11 Kasım 2011 Cuma

TARİFLER, ANLAR, ANILAR

Arkadaşım A.'ya sabah kahvesine gitmiştim.
Kahvenin yanında bir gün önceden hazırladığı şahane irmik tatlısını ikram etti bana.
Oldum olası sütlü tatlılarla aram iyi olduğundan, hayır diyemedim.

İrmik tatlısını yerken tarifini istedim.
A. mutfağın çekmecesinden bir kutu çıkarttı.
Kutunun içinde farklı el yazılarıyla yazılmış yüzlerce tarif vardı.
İçinden irmik tatlısının tarifini buldu.

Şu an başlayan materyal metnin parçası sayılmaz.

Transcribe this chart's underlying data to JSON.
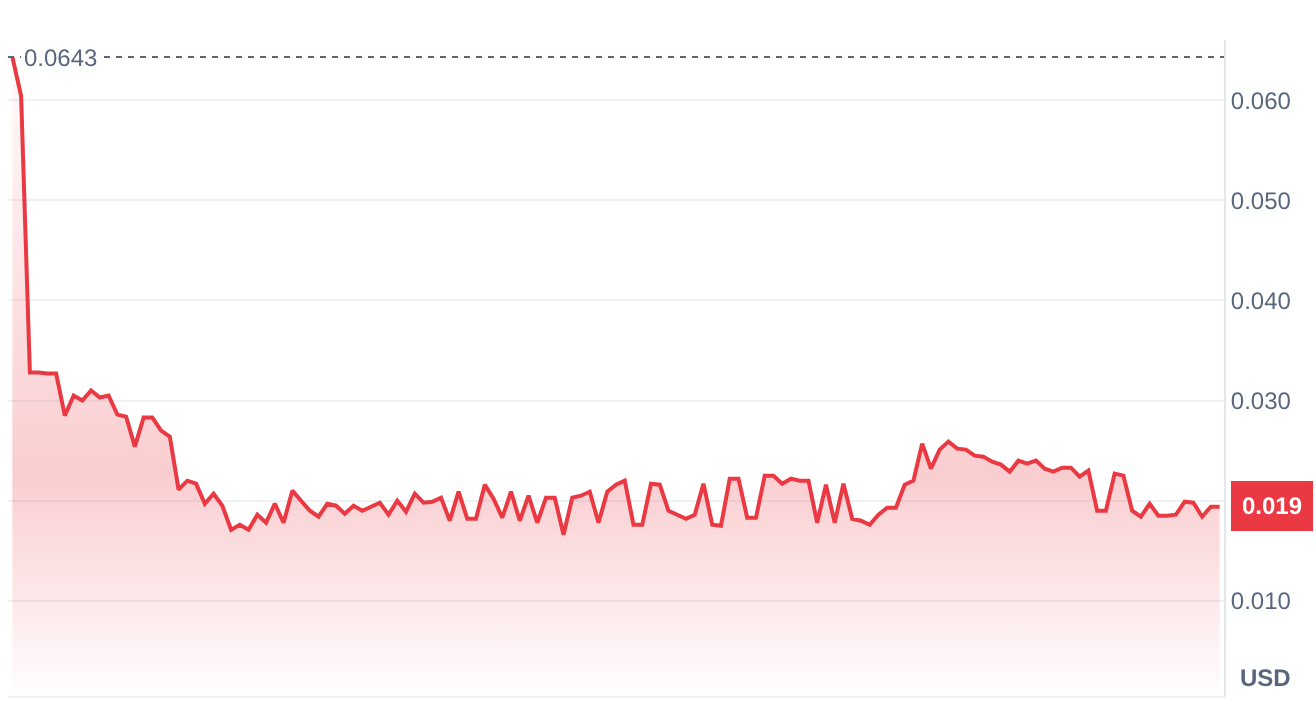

O da bir arkadaşından almış tarifi ve arkadaşı kendisi yazıp vermiş A.' ya  tatlının tarifini.

Ben de böyleyim !!
 Arkadaşlarımdan aldığım tarifleri asla temize çekme huyum yok.
Mutfakta tariflere ayrılmış bir çekmecem var hepsi orada duruyor.
Ne yeni bir defter oluşturabiliyorum, ne de tarifleri en azından bilgisayara aktarıyorum.

Nedenini düşündük A ile.
Sahi, neden böyleydik biz?

" Tembellik " dedim ben, o " Zamansızlık " dedi. " Dağınıklık olabilir mi? " diye sorduk birbirimize ve yanıtı aynı anda verdik.
" Biz o tarifleri özellikle kutular veya çekmeceler içinde saklayıp , temize çekmiyor ve  arkadaşlarımızdan kalan anıları saklıyorduk. "
Her tarifte bir dostun yazısı, kiminin üzerine sinmiş vanilya kokusu veya dökülen bir şeylerin izi vardı ve bunlar bizi geçmişe götürüyordu.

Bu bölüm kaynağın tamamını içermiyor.